Get SharePoint Site Data
Just like we used the Graph API to get the Azure AD users, we can connect to SharePoint Site and get the details. However we will have to assign different set of permissions this time. We will assign the following permissions to the application.
Once the permissions are assigned, retrieve the access token using the same code fragment we used previously.With the access token, we can query the SharePoint Site as shown below:
#The Graph API URL
$uri = "https://graph.microsoft.com/v1.0/sites/fb0605f6-46e8-4487-910d-e1f361cdf3c0"
$method = "GET"
# Run the Graph API query to retrieve users
$query = Invoke-WebRequest -Method $method -Uri $uri -ContentType "application/json" -Headers @{Authorization = "Bearer $token"} -ErrorAction Stop
Content Key will have the details about the site.

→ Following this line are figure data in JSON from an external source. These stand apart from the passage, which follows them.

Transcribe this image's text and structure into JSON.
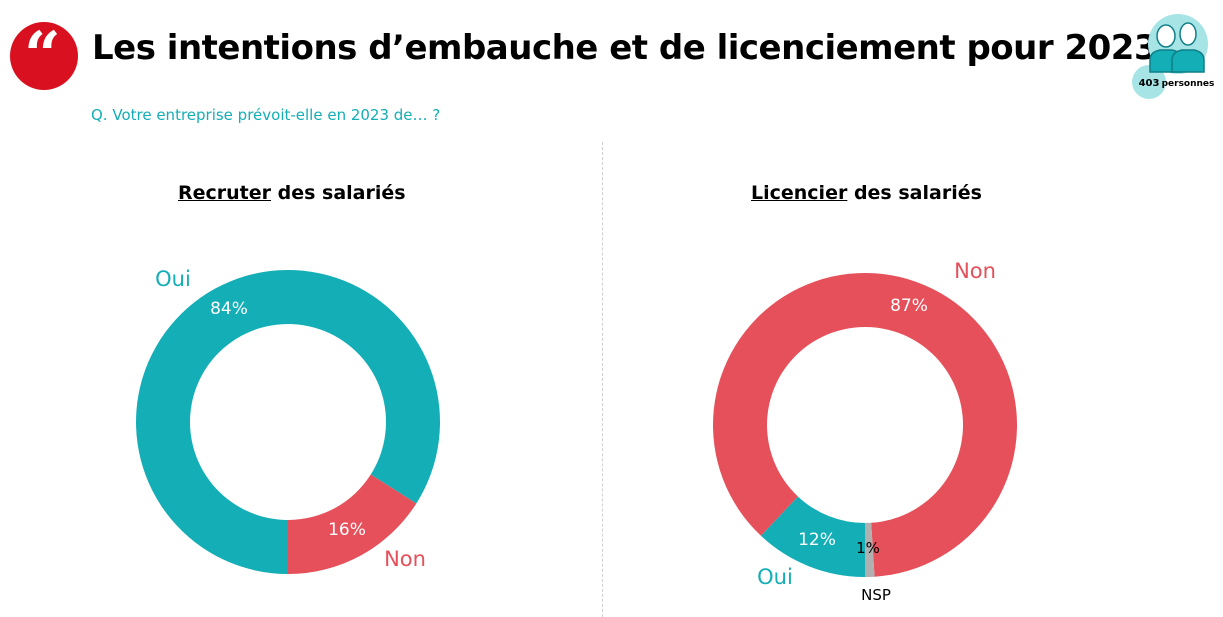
{
  "header": {
    "title": "Les intentions d’embauche et de licenciement pour 2023",
    "quote_icon": "quote-icon",
    "question": "Q. Votre entreprise prévoit-elle en 2023 de… ?",
    "sample_count": "403",
    "sample_label": "personnes"
  },
  "colors": {
    "teal": "#14aeb6",
    "red": "#e5505a",
    "grey": "#b0b0b0"
  },
  "chart_data": [
    {
      "type": "pie",
      "title_underlined": "Recruter",
      "title_rest": " des salariés",
      "slices": [
        {
          "label": "Oui",
          "value": 84,
          "value_label": "84%",
          "color": "#14aeb6"
        },
        {
          "label": "Non",
          "value": 16,
          "value_label": "16%",
          "color": "#e5505a"
        }
      ]
    },
    {
      "type": "pie",
      "title_underlined": "Licencier",
      "title_rest": " des salariés",
      "slices": [
        {
          "label": "Oui",
          "value": 12,
          "value_label": "12%",
          "color": "#14aeb6"
        },
        {
          "label": "Non",
          "value": 87,
          "value_label": "87%",
          "color": "#e5505a"
        },
        {
          "label": "NSP",
          "value": 1,
          "value_label": "1%",
          "color": "#b0b0b0"
        }
      ]
    }
  ]
}
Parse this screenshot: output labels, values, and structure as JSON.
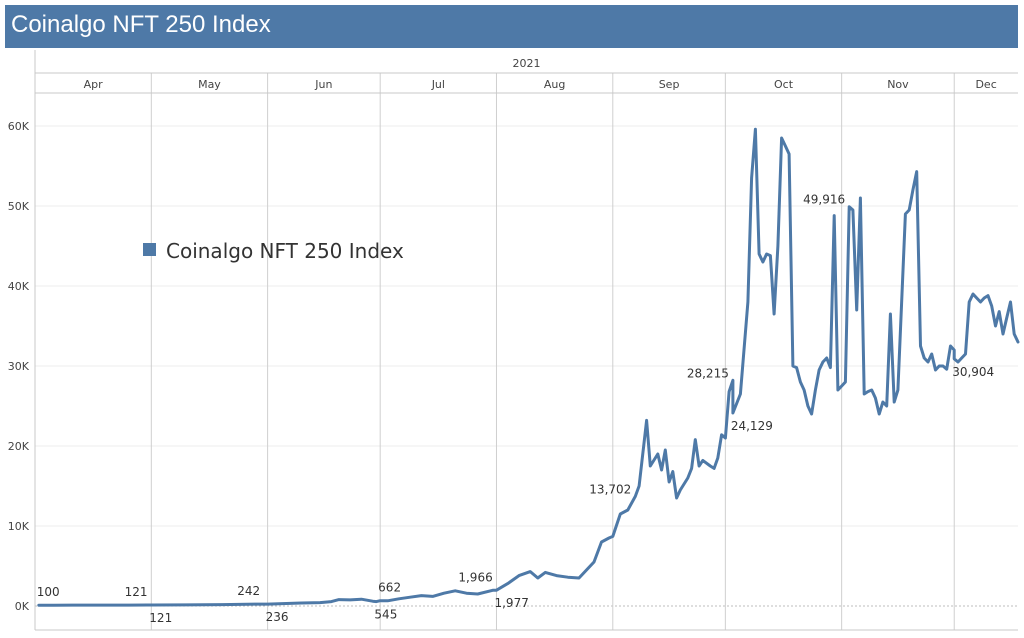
{
  "header": {
    "title": "Coinalgo NFT 250 Index"
  },
  "chart_data": {
    "type": "line",
    "title": "Coinalgo NFT 250 Index",
    "year_label": "2021",
    "months": [
      "Apr",
      "May",
      "Jun",
      "Jul",
      "Aug",
      "Sep",
      "Oct",
      "Nov",
      "Dec"
    ],
    "x_range": [
      "2021-03-31",
      "2021-12-18"
    ],
    "ylim": [
      0,
      62000
    ],
    "y_ticks": [
      0,
      10000,
      20000,
      30000,
      40000,
      50000,
      60000
    ],
    "y_tick_labels": [
      "0K",
      "10K",
      "20K",
      "30K",
      "40K",
      "50K",
      "60K"
    ],
    "grid": true,
    "legend": {
      "position": "left",
      "entries": [
        {
          "name": "Coinalgo NFT 250 Index",
          "color": "#4e79a7"
        }
      ]
    },
    "series": [
      {
        "name": "Coinalgo NFT 250 Index",
        "color": "#4e79a7",
        "points": [
          [
            "2021-04-01",
            100
          ],
          [
            "2021-04-05",
            105
          ],
          [
            "2021-04-10",
            112
          ],
          [
            "2021-04-15",
            110
          ],
          [
            "2021-04-20",
            116
          ],
          [
            "2021-04-25",
            118
          ],
          [
            "2021-04-30",
            121
          ],
          [
            "2021-05-01",
            121
          ],
          [
            "2021-05-10",
            140
          ],
          [
            "2021-05-20",
            170
          ],
          [
            "2021-05-30",
            242
          ],
          [
            "2021-06-01",
            236
          ],
          [
            "2021-06-05",
            300
          ],
          [
            "2021-06-10",
            380
          ],
          [
            "2021-06-15",
            420
          ],
          [
            "2021-06-18",
            550
          ],
          [
            "2021-06-20",
            800
          ],
          [
            "2021-06-23",
            760
          ],
          [
            "2021-06-26",
            850
          ],
          [
            "2021-06-29",
            600
          ],
          [
            "2021-06-30",
            545
          ],
          [
            "2021-07-01",
            662
          ],
          [
            "2021-07-03",
            650
          ],
          [
            "2021-07-06",
            900
          ],
          [
            "2021-07-09",
            1100
          ],
          [
            "2021-07-12",
            1300
          ],
          [
            "2021-07-15",
            1200
          ],
          [
            "2021-07-18",
            1600
          ],
          [
            "2021-07-21",
            1900
          ],
          [
            "2021-07-24",
            1600
          ],
          [
            "2021-07-27",
            1500
          ],
          [
            "2021-07-31",
            1966
          ],
          [
            "2021-08-01",
            1977
          ],
          [
            "2021-08-04",
            2800
          ],
          [
            "2021-08-07",
            3800
          ],
          [
            "2021-08-10",
            4300
          ],
          [
            "2021-08-12",
            3500
          ],
          [
            "2021-08-14",
            4200
          ],
          [
            "2021-08-17",
            3800
          ],
          [
            "2021-08-20",
            3600
          ],
          [
            "2021-08-23",
            3500
          ],
          [
            "2021-08-25",
            4500
          ],
          [
            "2021-08-27",
            5500
          ],
          [
            "2021-08-29",
            8000
          ],
          [
            "2021-08-31",
            8500
          ],
          [
            "2021-09-01",
            8700
          ],
          [
            "2021-09-03",
            11500
          ],
          [
            "2021-09-05",
            12000
          ],
          [
            "2021-09-07",
            13702
          ],
          [
            "2021-09-08",
            15000
          ],
          [
            "2021-09-10",
            23200
          ],
          [
            "2021-09-11",
            17500
          ],
          [
            "2021-09-13",
            19000
          ],
          [
            "2021-09-14",
            17000
          ],
          [
            "2021-09-15",
            19500
          ],
          [
            "2021-09-16",
            15500
          ],
          [
            "2021-09-17",
            16800
          ],
          [
            "2021-09-18",
            13500
          ],
          [
            "2021-09-19",
            14500
          ],
          [
            "2021-09-21",
            16000
          ],
          [
            "2021-09-22",
            17200
          ],
          [
            "2021-09-23",
            20800
          ],
          [
            "2021-09-24",
            17500
          ],
          [
            "2021-09-25",
            18200
          ],
          [
            "2021-09-27",
            17500
          ],
          [
            "2021-09-28",
            17200
          ],
          [
            "2021-09-29",
            18500
          ],
          [
            "2021-09-30",
            21400
          ],
          [
            "2021-10-01",
            21000
          ],
          [
            "2021-10-02",
            26800
          ],
          [
            "2021-10-03",
            28215
          ],
          [
            "2021-10-03",
            24129
          ],
          [
            "2021-10-05",
            26500
          ],
          [
            "2021-10-07",
            38000
          ],
          [
            "2021-10-08",
            53500
          ],
          [
            "2021-10-09",
            59600
          ],
          [
            "2021-10-10",
            44000
          ],
          [
            "2021-10-11",
            43000
          ],
          [
            "2021-10-12",
            44000
          ],
          [
            "2021-10-13",
            43800
          ],
          [
            "2021-10-14",
            36500
          ],
          [
            "2021-10-15",
            45000
          ],
          [
            "2021-10-16",
            58500
          ],
          [
            "2021-10-17",
            57500
          ],
          [
            "2021-10-18",
            56500
          ],
          [
            "2021-10-19",
            30000
          ],
          [
            "2021-10-20",
            29800
          ],
          [
            "2021-10-21",
            28000
          ],
          [
            "2021-10-22",
            27000
          ],
          [
            "2021-10-23",
            25000
          ],
          [
            "2021-10-24",
            24000
          ],
          [
            "2021-10-25",
            27000
          ],
          [
            "2021-10-26",
            29500
          ],
          [
            "2021-10-27",
            30500
          ],
          [
            "2021-10-28",
            31000
          ],
          [
            "2021-10-29",
            29800
          ],
          [
            "2021-10-30",
            48800
          ],
          [
            "2021-10-31",
            27000
          ],
          [
            "2021-11-01",
            27500
          ],
          [
            "2021-11-02",
            28000
          ],
          [
            "2021-11-03",
            49916
          ],
          [
            "2021-11-04",
            49500
          ],
          [
            "2021-11-05",
            37000
          ],
          [
            "2021-11-06",
            51000
          ],
          [
            "2021-11-07",
            26500
          ],
          [
            "2021-11-08",
            26800
          ],
          [
            "2021-11-09",
            27000
          ],
          [
            "2021-11-10",
            26000
          ],
          [
            "2021-11-11",
            24000
          ],
          [
            "2021-11-12",
            25500
          ],
          [
            "2021-11-13",
            25000
          ],
          [
            "2021-11-14",
            36500
          ],
          [
            "2021-11-15",
            25500
          ],
          [
            "2021-11-16",
            27000
          ],
          [
            "2021-11-18",
            49000
          ],
          [
            "2021-11-19",
            49500
          ],
          [
            "2021-11-20",
            52000
          ],
          [
            "2021-11-21",
            54300
          ],
          [
            "2021-11-22",
            32500
          ],
          [
            "2021-11-23",
            31000
          ],
          [
            "2021-11-24",
            30500
          ],
          [
            "2021-11-25",
            31500
          ],
          [
            "2021-11-26",
            29500
          ],
          [
            "2021-11-27",
            30000
          ],
          [
            "2021-11-28",
            30000
          ],
          [
            "2021-11-29",
            29600
          ],
          [
            "2021-11-30",
            32500
          ],
          [
            "2021-12-01",
            32000
          ],
          [
            "2021-12-01",
            30904
          ],
          [
            "2021-12-02",
            30500
          ],
          [
            "2021-12-03",
            31000
          ],
          [
            "2021-12-04",
            31500
          ],
          [
            "2021-12-05",
            38000
          ],
          [
            "2021-12-06",
            39000
          ],
          [
            "2021-12-07",
            38500
          ],
          [
            "2021-12-08",
            38000
          ],
          [
            "2021-12-09",
            38500
          ],
          [
            "2021-12-10",
            38800
          ],
          [
            "2021-12-11",
            37500
          ],
          [
            "2021-12-12",
            35000
          ],
          [
            "2021-12-13",
            36800
          ],
          [
            "2021-12-14",
            34000
          ],
          [
            "2021-12-15",
            36000
          ],
          [
            "2021-12-16",
            38000
          ],
          [
            "2021-12-17",
            34000
          ],
          [
            "2021-12-18",
            33000
          ]
        ]
      }
    ],
    "annotations": [
      {
        "date": "2021-04-01",
        "value": 100,
        "label": "100",
        "pos": "above"
      },
      {
        "date": "2021-04-30",
        "value": 121,
        "label": "121",
        "pos": "above"
      },
      {
        "date": "2021-05-01",
        "value": 121,
        "label": "121",
        "pos": "below"
      },
      {
        "date": "2021-05-30",
        "value": 242,
        "label": "242",
        "pos": "above"
      },
      {
        "date": "2021-06-01",
        "value": 236,
        "label": "236",
        "pos": "below"
      },
      {
        "date": "2021-06-30",
        "value": 545,
        "label": "545",
        "pos": "below"
      },
      {
        "date": "2021-07-01",
        "value": 662,
        "label": "662",
        "pos": "above"
      },
      {
        "date": "2021-07-31",
        "value": 1966,
        "label": "1,966",
        "pos": "above"
      },
      {
        "date": "2021-08-01",
        "value": 1977,
        "label": "1,977",
        "pos": "below"
      },
      {
        "date": "2021-09-07",
        "value": 13702,
        "label": "13,702",
        "pos": "left"
      },
      {
        "date": "2021-10-03",
        "value": 28215,
        "label": "28,215",
        "pos": "left"
      },
      {
        "date": "2021-10-03",
        "value": 24129,
        "label": "24,129",
        "pos": "below"
      },
      {
        "date": "2021-11-03",
        "value": 49916,
        "label": "49,916",
        "pos": "left"
      },
      {
        "date": "2021-12-01",
        "value": 30904,
        "label": "30,904",
        "pos": "below"
      }
    ]
  }
}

The ID used in the URI is the Site ID of the Corresponding SharePoint Site which can be retrieved using CSOM as shown below :
#Load SharePoint CSOM Assemblies
Add-Type -Path "C:\Program Files\Common Files\Microsoft Shared\Web Server Extensions\16\ISAPI\Microsoft.SharePoint.Client.dll"
Add-Type -Path "C:\Program Files\Common Files\Microsoft Shared\Web Server Extensions\16\ISAPI\Microsoft.SharePoint.Client.Runtime.dll"
#Parameter
$SiteURL = "https://office365school-admin.sharepoint.com"
#Get Credentials to connect
$Cred= Get-Credential
#Setup the context
$Ctx = New-Object Microsoft.SharePoint.Client.ClientContext($SiteURL)
$Ctx.Credentials = New-Object Microsoft.SharePoint.Client.SharePointOnlineCredentials($Cred.Username, $Cred.Password)
#Get Site and Web Objects
$Ctx.Load($Ctx.Site)
$Ctx.Load($Ctx.Web)
$Ctx.ExecuteQuery()
#sharepoint online powershell get site collection id
Write-host -f Green "Site ID:"$Ctx.Site.Id
#sharepoint online powershell get site id
Write-host -f Green "Web ID:"$Ctx.Web.Id
Note:
In case you get the error “Either scp or roles needs to be present”, it is because the token generated does not have the permissions that we had assigned in the App Registration section. We can check for this by taking the token to the site https://jwt.io/ and decoding it . Check for the permissions section and see if the permissions are present in the roles section.
Summary
Thus we saw how we can authenticate the Graph API from Powershell and interact with Azure AD and SharePoint.